Projeto Lei Maria da Penha nas Escolas é aplicada no Cabo de Santo Agostinho
access_time05-12-2019



Por Lígia Barbosa
Fotos: Gilberto Crispim


O Projeto “Lei Maria da Penha nas Escolas” teve início nesta quarta-feira (04/12), na escola Ariosto Nunes Martins, localizada no centro do Cabo de Santo Agostinho. Com atividades lúdicas, a programação começou às 14h e seguiu até às 16h. A iniciativa da Secretaria Executiva da Mulher, no município, tem como objetivo mostrar a importância da Lei Maria da Penha, além de trabalhar a formação e conscientização de crianças e jovens, afim de que atuem como agentes transformadores da realidade.
Em nosso meio social, é comum a naturalização da agressividade, principalmente quando a vítima é mulher. De acordo com os dados do Fórum Brasileiro de Segurança Pública, por dia, 15 mulheres morrem apenas pelo fato de serem mulheres, e outras 500 são agredidas a cada hora.
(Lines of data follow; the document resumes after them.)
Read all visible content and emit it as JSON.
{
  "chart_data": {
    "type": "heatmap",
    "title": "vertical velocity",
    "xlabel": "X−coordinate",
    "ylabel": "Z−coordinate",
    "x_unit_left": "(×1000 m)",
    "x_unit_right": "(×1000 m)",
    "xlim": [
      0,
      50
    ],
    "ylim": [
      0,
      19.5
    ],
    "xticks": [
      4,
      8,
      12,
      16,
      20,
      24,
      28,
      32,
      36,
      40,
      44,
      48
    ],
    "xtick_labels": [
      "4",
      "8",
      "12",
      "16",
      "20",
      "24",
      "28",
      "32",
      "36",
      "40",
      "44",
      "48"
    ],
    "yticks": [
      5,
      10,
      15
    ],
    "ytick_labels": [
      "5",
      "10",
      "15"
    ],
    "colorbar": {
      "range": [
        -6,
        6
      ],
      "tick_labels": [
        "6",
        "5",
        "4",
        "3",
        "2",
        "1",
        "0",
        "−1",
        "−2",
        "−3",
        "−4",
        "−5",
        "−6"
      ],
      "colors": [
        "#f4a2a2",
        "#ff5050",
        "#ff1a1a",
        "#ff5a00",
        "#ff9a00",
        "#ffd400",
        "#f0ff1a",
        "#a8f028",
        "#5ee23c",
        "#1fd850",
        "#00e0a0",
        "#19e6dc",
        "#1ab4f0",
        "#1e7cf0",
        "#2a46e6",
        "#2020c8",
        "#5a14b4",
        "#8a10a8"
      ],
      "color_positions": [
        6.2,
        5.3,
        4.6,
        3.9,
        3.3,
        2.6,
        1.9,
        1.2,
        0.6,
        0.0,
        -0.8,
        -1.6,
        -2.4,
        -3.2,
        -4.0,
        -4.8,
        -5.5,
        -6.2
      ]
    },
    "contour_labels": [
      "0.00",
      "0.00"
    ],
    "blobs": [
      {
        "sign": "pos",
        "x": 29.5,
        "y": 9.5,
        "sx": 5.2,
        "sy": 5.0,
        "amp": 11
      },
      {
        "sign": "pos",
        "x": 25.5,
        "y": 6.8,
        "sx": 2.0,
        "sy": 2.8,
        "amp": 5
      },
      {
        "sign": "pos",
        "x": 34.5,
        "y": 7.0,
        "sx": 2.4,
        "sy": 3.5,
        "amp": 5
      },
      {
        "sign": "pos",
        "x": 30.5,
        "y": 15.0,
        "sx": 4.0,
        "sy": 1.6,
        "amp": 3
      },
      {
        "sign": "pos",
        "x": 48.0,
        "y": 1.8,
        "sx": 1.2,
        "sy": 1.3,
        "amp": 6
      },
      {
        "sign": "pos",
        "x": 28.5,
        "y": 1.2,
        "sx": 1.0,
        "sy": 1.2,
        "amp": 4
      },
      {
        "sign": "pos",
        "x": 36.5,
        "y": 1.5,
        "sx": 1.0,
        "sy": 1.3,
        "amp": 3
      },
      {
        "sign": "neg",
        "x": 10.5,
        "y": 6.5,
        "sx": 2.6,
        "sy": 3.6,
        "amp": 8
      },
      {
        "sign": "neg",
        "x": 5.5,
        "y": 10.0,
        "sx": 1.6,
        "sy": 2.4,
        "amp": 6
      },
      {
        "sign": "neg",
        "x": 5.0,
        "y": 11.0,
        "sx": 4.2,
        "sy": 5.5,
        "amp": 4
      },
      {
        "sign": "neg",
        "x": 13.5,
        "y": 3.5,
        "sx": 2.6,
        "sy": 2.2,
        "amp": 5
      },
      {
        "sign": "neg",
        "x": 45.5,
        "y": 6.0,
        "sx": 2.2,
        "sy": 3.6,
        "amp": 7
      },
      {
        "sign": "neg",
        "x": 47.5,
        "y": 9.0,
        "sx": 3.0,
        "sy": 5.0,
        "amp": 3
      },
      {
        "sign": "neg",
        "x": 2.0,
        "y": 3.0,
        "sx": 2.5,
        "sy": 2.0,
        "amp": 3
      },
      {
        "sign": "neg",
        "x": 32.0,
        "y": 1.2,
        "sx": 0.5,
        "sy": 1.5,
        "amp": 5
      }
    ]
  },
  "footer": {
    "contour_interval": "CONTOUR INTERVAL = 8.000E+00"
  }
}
Neste cenário, foi identificada a necessidade de ações voltadas para esse público, visto que a educação ainda é o melhor meio para prevenção e combate da violência no ambiente doméstico e familiar.
A programação, recheada de atividades para os alunos, se utilizou de linguagens artísticas por meio de teatro, dança, música, literatura, entre outros. Na ocasião, foram provocados diálogos e disseminação de novos ideais na construção e consolidação da igualdade entre homens e mulheres, fazendo com que essa violência deixe de ser natural e tolerada, mas transformada.

De acordo com a secretária Executiva da Mulher, Dalvanice Nascimento, a conscientização é ainda mais importante na infância e adolescência. “Temos que focar na prevenção, informar e conscientizar esse público, acreditando que meninas não se tornem mulheres tolerantes a esse tipo de violência, e meninos não se tornem possíveis agressores, mas ambos sejam capazes de reconhecer sinais de abuso e violência, podendo ser intermediadores e combatentes em prol da justiça e da paz” afirma.
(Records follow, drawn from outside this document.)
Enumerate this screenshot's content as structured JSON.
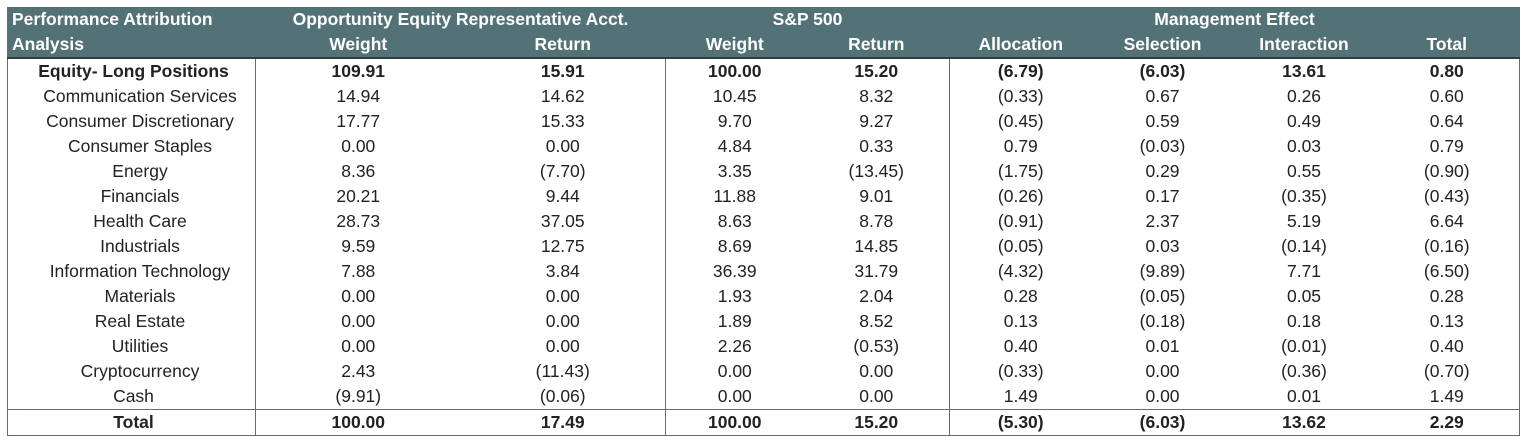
{
  "header": {
    "title_line1": "Performance Attribution",
    "title_line2": "Analysis",
    "group_account": "Opportunity Equity Representative Acct.",
    "group_index": "S&P 500",
    "group_effect": "Management Effect",
    "acct_weight": "Weight",
    "acct_return": "Return",
    "idx_weight": "Weight",
    "idx_return": "Return",
    "allocation": "Allocation",
    "selection": "Selection",
    "interaction": "Interaction",
    "total": "Total"
  },
  "rows": [
    {
      "label": "Equity- Long Positions",
      "cells": [
        "109.91",
        "15.91",
        "100.00",
        "15.20",
        "(6.79)",
        "(6.03)",
        "13.61",
        "0.80"
      ]
    },
    {
      "label": "Communication Services",
      "cells": [
        "14.94",
        "14.62",
        "10.45",
        "8.32",
        "(0.33)",
        "0.67",
        "0.26",
        "0.60"
      ]
    },
    {
      "label": "Consumer Discretionary",
      "cells": [
        "17.77",
        "15.33",
        "9.70",
        "9.27",
        "(0.45)",
        "0.59",
        "0.49",
        "0.64"
      ]
    },
    {
      "label": "Consumer Staples",
      "cells": [
        "0.00",
        "0.00",
        "4.84",
        "0.33",
        "0.79",
        "(0.03)",
        "0.03",
        "0.79"
      ]
    },
    {
      "label": "Energy",
      "cells": [
        "8.36",
        "(7.70)",
        "3.35",
        "(13.45)",
        "(1.75)",
        "0.29",
        "0.55",
        "(0.90)"
      ]
    },
    {
      "label": "Financials",
      "cells": [
        "20.21",
        "9.44",
        "11.88",
        "9.01",
        "(0.26)",
        "0.17",
        "(0.35)",
        "(0.43)"
      ]
    },
    {
      "label": "Health Care",
      "cells": [
        "28.73",
        "37.05",
        "8.63",
        "8.78",
        "(0.91)",
        "2.37",
        "5.19",
        "6.64"
      ]
    },
    {
      "label": "Industrials",
      "cells": [
        "9.59",
        "12.75",
        "8.69",
        "14.85",
        "(0.05)",
        "0.03",
        "(0.14)",
        "(0.16)"
      ]
    },
    {
      "label": "Information Technology",
      "cells": [
        "7.88",
        "3.84",
        "36.39",
        "31.79",
        "(4.32)",
        "(9.89)",
        "7.71",
        "(6.50)"
      ]
    },
    {
      "label": "Materials",
      "cells": [
        "0.00",
        "0.00",
        "1.93",
        "2.04",
        "0.28",
        "(0.05)",
        "0.05",
        "0.28"
      ]
    },
    {
      "label": "Real Estate",
      "cells": [
        "0.00",
        "0.00",
        "1.89",
        "8.52",
        "0.13",
        "(0.18)",
        "0.18",
        "0.13"
      ]
    },
    {
      "label": "Utilities",
      "cells": [
        "0.00",
        "0.00",
        "2.26",
        "(0.53)",
        "0.40",
        "0.01",
        "(0.01)",
        "0.40"
      ]
    },
    {
      "label": "Cryptocurrency",
      "cells": [
        "2.43",
        "(11.43)",
        "0.00",
        "0.00",
        "(0.33)",
        "0.00",
        "(0.36)",
        "(0.70)"
      ]
    },
    {
      "label": "Cash",
      "cells": [
        "(9.91)",
        "(0.06)",
        "0.00",
        "0.00",
        "1.49",
        "0.00",
        "0.01",
        "1.49"
      ]
    },
    {
      "label": "Total",
      "cells": [
        "100.00",
        "17.49",
        "100.00",
        "15.20",
        "(5.30)",
        "(6.03)",
        "13.62",
        "2.29"
      ]
    }
  ],
  "colors": {
    "header_bg": "#537277",
    "header_text": "#ffffff",
    "border": "#5f6f72"
  }
}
João da Silva Soares tem 13 anos e aprendeu que deve haver o respeito mútuo entre o casal, através da peça teatral. “Eu pensava que era obrigação da mulher fazer as coisas sozinha dentro de casa, hoje sei que o homem tem que ser bom e ajudar. É errado gritar e bater na mulher também. Quando casar vou tratar a minha esposa muito bem. E se eu ver na rua algum homem batendo em mulher eu vou denunciar, porque a Lei Maria da Penha é forte”, ressalta.
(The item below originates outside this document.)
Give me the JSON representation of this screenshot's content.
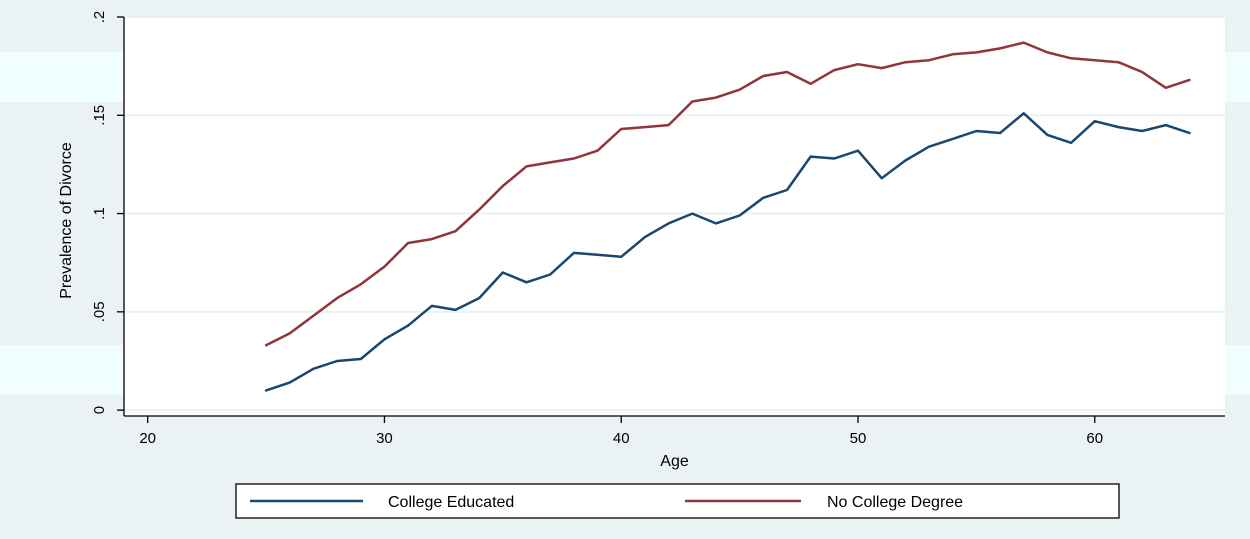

Maria Eduarda da Silva Gusmão, tem 13 anos, identificou que o sexo sem o consentimento da mulher é estupro. “Quando eu casar, só vou fazer (as coisas) quando eu quiser, porque é errado o homem ser egoísta e só pensar nele”, disse.

O projeto tem continuidade durante todo o ano de 2020. A Secretaria de Educação do Cabo irá levar às escolas da região, palestras, oficinas e rodas de diálogos, a fim de contribuir para a mudança de mentalidade e comportamento na comunidade escolar, na família e na sociedade.